Я не могу, конечно, восстановить через столько лет наши беседы, но общее содержание глубоко залегло в моей памяти. Много говорили о позиции группы «Освобождение труда» и «Рабочего дела» и коллизии между ними. Владимир Ильич был горячим рыцарем первой и Г. В. Плеханова, защищая последнего от всех нападок в нетоварищеском, высокомерном отношении, а всю группу — в инертности. Я указывала ему, как и Шестернин и другие практические работники, что нам нельзя порывать связи с «Рабочим делом», потому что лишь оно одно дает нам популярную литературу, печатает наши корреспонденции, исполняет заказы. Так, Московский комитет послал ему первомайский листок 1900 года для отпечатания, от группы же «Освобождение труда» нет ни шерсти, ни молока, даже на письма ответа не дождаться. Владимир Ильич говорил, что, конечно, они люди старые, больные, чтобы выполнять практическую работу, в этом молодые должны помогать им, но не обособляясь в особую группу, а признавая целиком их вполне правильное и выдержанное теоретическое руководство. Владимир Ильич именно так и мыслил свою с товарищами работу за границей.
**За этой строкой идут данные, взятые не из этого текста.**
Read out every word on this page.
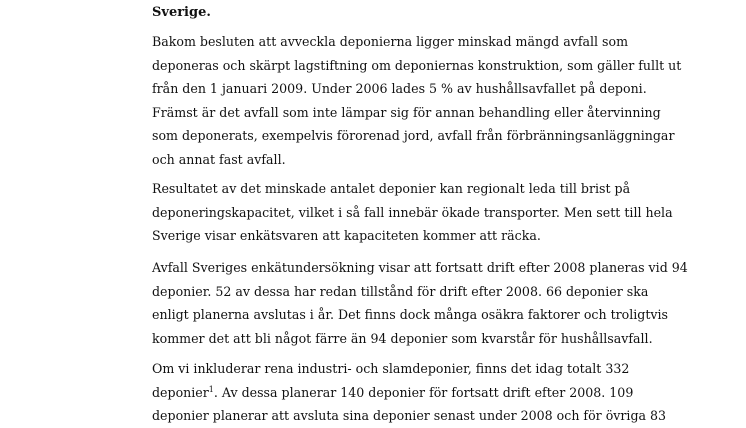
Sverige.

Bakom besluten att avveckla deponierna ligger minskad mängd avfall som
deponeras och skärpt lagstiftning om deponiernas konstruktion, som gäller fullt ut
från den 1 januari 2009. Under 2006 lades 5 % av hushållsavfallet på deponi.
Främst är det avfall som inte lämpar sig för annan behandling eller återvinning
som deponerats, exempelvis förorenad jord, avfall från förbränningsanläggningar
och annat fast avfall.
Resultatet av det minskade antalet deponier kan regionalt leda till brist på
deponeringskapacitet, vilket i så fall innebär ökade transporter. Men sett till hela
Sverige visar enkätsvaren att kapaciteten kommer att räcka.
Avfall Sveriges enkätundersökning visar att fortsatt drift efter 2008 planeras vid 94
deponier. 52 av dessa har redan tillstånd för drift efter 2008. 66 deponier ska
enligt planerna avslutas i år. Det finns dock många osäkra faktorer och troligtvis
kommer det att bli något färre än 94 deponier som kvarstår för hushållsavfall.
Om vi inkluderar rena industri- och slamdeponier, finns det idag totalt 332
deponier$^1$. Av dessa planerar 140 deponier för fortsatt drift efter 2008. 109
deponier planerar att avsluta sina deponier senast under 2008 och för övriga 83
Говорили мы с ним о «Кредо» и «Антикредо», о Бернштейне и Каутском, обо всех жгучих в то время вопросах. Володя был в подъемном настроении, особенно увлекателен, и это совместное с ним путешествие осталось одним из лучших моих воспоминаний.

В Уфе Владимир Ильич виделся с местными товарищами. Помню из них Крохмаля, с которым он уславливался о шифре; знаю, что из некоторых уездов приезжали ссыльные повидаться с ним. Мы с матерью уехали через три дня; он же оставался дольше 73 и назад поехал по железной дороге, причем делал остановку в Самаре. Везде он договаривался о корреспонденциях, о шифре. По возвращении в Подольск собрался скоро за границу. Недели через две после него выехала туда же и я.